Doch wer war dieser kuriose Doktor, der laut Nachrufen auch mit Grundstücken handelte, seinen eigenen Wein kelterte, eine Seidenspinnerei und -weberei betrieb, die eines Nachts abbrannte, der eigentlich Ingenieur habe werden wollen, nebenbei Erfindungen machte und an einer Flugmaschine bastelte? Über seine sechzigjährigen Erfahrungen als Mediziner und Homöopath gab er im hohen Alter ein 670 Seiten umfassendes Werk im Selbstverlag heraus, Zopfys «Heilkunde».
An der Wand in der Gaststube der «Sonne» hing ein gemaltes Porträt des Stifters in einem Goldrahmen. Es zeigt einen nachdenklich dreinblickenden alten Mann mit Stirnfalten, grossen Ohren und einer vorspringenden Nase, wie sie nicht selten ist bei uns Zopfi-Männern. Die leicht nach vorn geneigte Haltung wirkt etwas resigniert und müde, melancholisch beinahe. Lachfältchen, die von den blauen Augen ausstrahlen, lassen jedoch vermuten, dass der Herr Doktor auch eine heitere Seite besass, vielleicht sogar Humor. Das kahle Haupt umgibt ein Kranz schütterer Haare. Der weisse Bart unter den schmalen Lippen, der in einer dunklen Jacke verschwindet, ist dem Maler schlecht gelungen, er sieht aus wie angeklebt. Zopfy wirkt auf diesem Gemälde wie ein strenger, aber im Grunde gütiger Sankt Nikolaus.

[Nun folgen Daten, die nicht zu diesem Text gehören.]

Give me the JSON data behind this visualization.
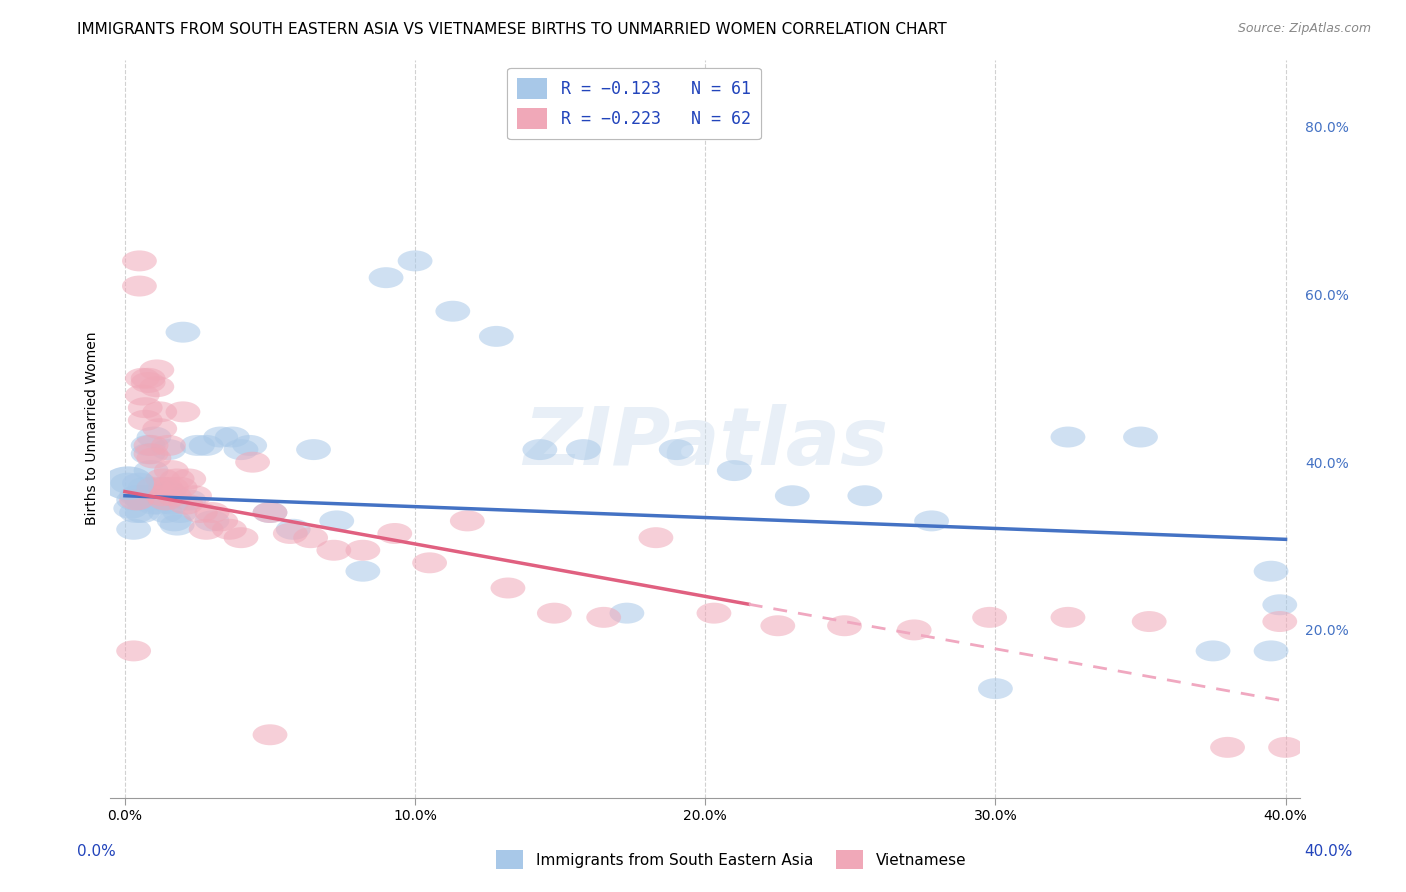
{
  "title": "IMMIGRANTS FROM SOUTH EASTERN ASIA VS VIETNAMESE BIRTHS TO UNMARRIED WOMEN CORRELATION CHART",
  "source": "Source: ZipAtlas.com",
  "ylabel": "Births to Unmarried Women",
  "y_tick_labels": [
    "20.0%",
    "40.0%",
    "60.0%",
    "80.0%"
  ],
  "y_tick_values": [
    0.2,
    0.4,
    0.6,
    0.8
  ],
  "x_tick_labels": [
    "0.0%",
    "10.0%",
    "20.0%",
    "30.0%",
    "40.0%"
  ],
  "x_tick_values": [
    0.0,
    0.1,
    0.2,
    0.3,
    0.4
  ],
  "xlim": [
    -0.005,
    0.405
  ],
  "ylim": [
    0.0,
    0.88
  ],
  "legend_entry1": "R = −0.123   N = 61",
  "legend_entry2": "R = −0.223   N = 62",
  "legend_label1": "Immigrants from South Eastern Asia",
  "legend_label2": "Vietnamese",
  "color_blue": "#A8C8E8",
  "color_pink": "#F0A8B8",
  "line_color_blue": "#4472C4",
  "line_color_pink": "#E06080",
  "line_color_pink_dash": "#F0A8C0",
  "watermark": "ZIPatlas",
  "blue_scatter_x": [
    0.001,
    0.002,
    0.003,
    0.003,
    0.004,
    0.004,
    0.005,
    0.005,
    0.006,
    0.006,
    0.007,
    0.007,
    0.008,
    0.008,
    0.009,
    0.009,
    0.01,
    0.01,
    0.011,
    0.012,
    0.013,
    0.014,
    0.015,
    0.015,
    0.016,
    0.017,
    0.018,
    0.019,
    0.02,
    0.022,
    0.025,
    0.028,
    0.03,
    0.033,
    0.037,
    0.04,
    0.043,
    0.05,
    0.058,
    0.065,
    0.073,
    0.082,
    0.09,
    0.1,
    0.113,
    0.128,
    0.143,
    0.158,
    0.173,
    0.19,
    0.21,
    0.23,
    0.255,
    0.278,
    0.3,
    0.325,
    0.35,
    0.375,
    0.395,
    0.395,
    0.398
  ],
  "blue_scatter_y": [
    0.375,
    0.345,
    0.355,
    0.32,
    0.34,
    0.36,
    0.375,
    0.36,
    0.355,
    0.34,
    0.37,
    0.36,
    0.42,
    0.41,
    0.39,
    0.36,
    0.43,
    0.35,
    0.355,
    0.35,
    0.37,
    0.34,
    0.415,
    0.365,
    0.35,
    0.33,
    0.325,
    0.34,
    0.555,
    0.355,
    0.42,
    0.42,
    0.33,
    0.43,
    0.43,
    0.415,
    0.42,
    0.34,
    0.32,
    0.415,
    0.33,
    0.27,
    0.62,
    0.64,
    0.58,
    0.55,
    0.415,
    0.415,
    0.22,
    0.415,
    0.39,
    0.36,
    0.36,
    0.33,
    0.13,
    0.43,
    0.43,
    0.175,
    0.175,
    0.27,
    0.23
  ],
  "pink_scatter_x": [
    0.003,
    0.004,
    0.005,
    0.005,
    0.006,
    0.006,
    0.007,
    0.007,
    0.008,
    0.008,
    0.009,
    0.009,
    0.01,
    0.01,
    0.011,
    0.011,
    0.012,
    0.012,
    0.013,
    0.013,
    0.014,
    0.014,
    0.015,
    0.016,
    0.016,
    0.017,
    0.018,
    0.019,
    0.02,
    0.021,
    0.022,
    0.024,
    0.026,
    0.028,
    0.03,
    0.033,
    0.036,
    0.04,
    0.044,
    0.05,
    0.057,
    0.064,
    0.072,
    0.082,
    0.093,
    0.105,
    0.118,
    0.132,
    0.148,
    0.165,
    0.183,
    0.203,
    0.225,
    0.248,
    0.272,
    0.298,
    0.325,
    0.353,
    0.38,
    0.398,
    0.05,
    0.4
  ],
  "pink_scatter_y": [
    0.175,
    0.355,
    0.64,
    0.61,
    0.5,
    0.48,
    0.465,
    0.45,
    0.5,
    0.495,
    0.42,
    0.41,
    0.405,
    0.37,
    0.51,
    0.49,
    0.46,
    0.44,
    0.38,
    0.36,
    0.37,
    0.355,
    0.42,
    0.39,
    0.37,
    0.36,
    0.38,
    0.37,
    0.46,
    0.35,
    0.38,
    0.36,
    0.34,
    0.32,
    0.34,
    0.33,
    0.32,
    0.31,
    0.4,
    0.34,
    0.315,
    0.31,
    0.295,
    0.295,
    0.315,
    0.28,
    0.33,
    0.25,
    0.22,
    0.215,
    0.31,
    0.22,
    0.205,
    0.205,
    0.2,
    0.215,
    0.215,
    0.21,
    0.06,
    0.21,
    0.075,
    0.06
  ],
  "blue_line_x0": 0.0,
  "blue_line_x1": 0.4,
  "blue_line_y0": 0.36,
  "blue_line_y1": 0.308,
  "pink_line_x0": 0.0,
  "pink_line_x1": 0.4,
  "pink_line_y0": 0.365,
  "pink_line_y1": 0.115,
  "pink_line_solid_end": 0.215,
  "background_color": "#FFFFFF",
  "grid_color": "#CCCCCC",
  "title_fontsize": 11,
  "axis_label_fontsize": 10,
  "tick_fontsize": 10,
  "scatter_size": 120,
  "scatter_alpha": 0.55,
  "right_ytick_color": "#4472C4",
  "xlabel_left_text": "0.0%",
  "xlabel_right_text": "40.0%"
}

Durch einen Zufall beim Recherchieren einer ganz anderen Geschichte bin ich darauf gestossen, dass Zopfy zu den Teilnehmern des «Grande Consulto» am Krankenlager des verwundeten Generals Garibaldi gehört hatte. Ich sammelte weitere Informationen, und allmählich begann ich mir ein Bild dieses eigenartigen und eigenwilligen Angehörigen unseres Geschlechtes zu machen, der seinen Namen mit einem vornehmen Y schmückte. Die wenigen und zum Teil widersprüchlichen Fakten, die von ihm überliefert sind, bilden eine Art homöopathischer Grundsubstanz meiner Erzählung.
Ich stelle mir vor: ein Tag in Schwanden im Herbst 1890, Zopfys letztem Jahr. Zum Beispiel Samstag, der 27. September, es ist Kirchweih, die traditionelle «Schwander Chilbi».
Sein Mund ist trocken, als er erwacht. Die Zunge fühlt sich rau und dick an. Mit der rechten Hand tastet er über die Decke, aber da ist nichts. Das Bett neben ihm ist leer. Er wischt sich Tränen aus den Augen, starrt in die Dunkelheit. Seine Lippen bewegen sich. «Anna Maria.» Fahl schimmert das Viereck des Fensters an der Südseite der Kammer. Anna Maria ist tot, dämmert ihm allmählich. Tot, im Himmel oder wo immer. All seine Arznei und Erfahrung hatte ihr nicht helfen können. Wozu denn alles, das Studium, die Praxis, die lebenslange Erfahrung, wenn man seinen Nächsten, seinen Liebsten in ihrem Leiden nicht beistehen kann? Ihren Schmerz nicht einmal lindern, ihre Not nicht besänftigen. Wozu, wozu?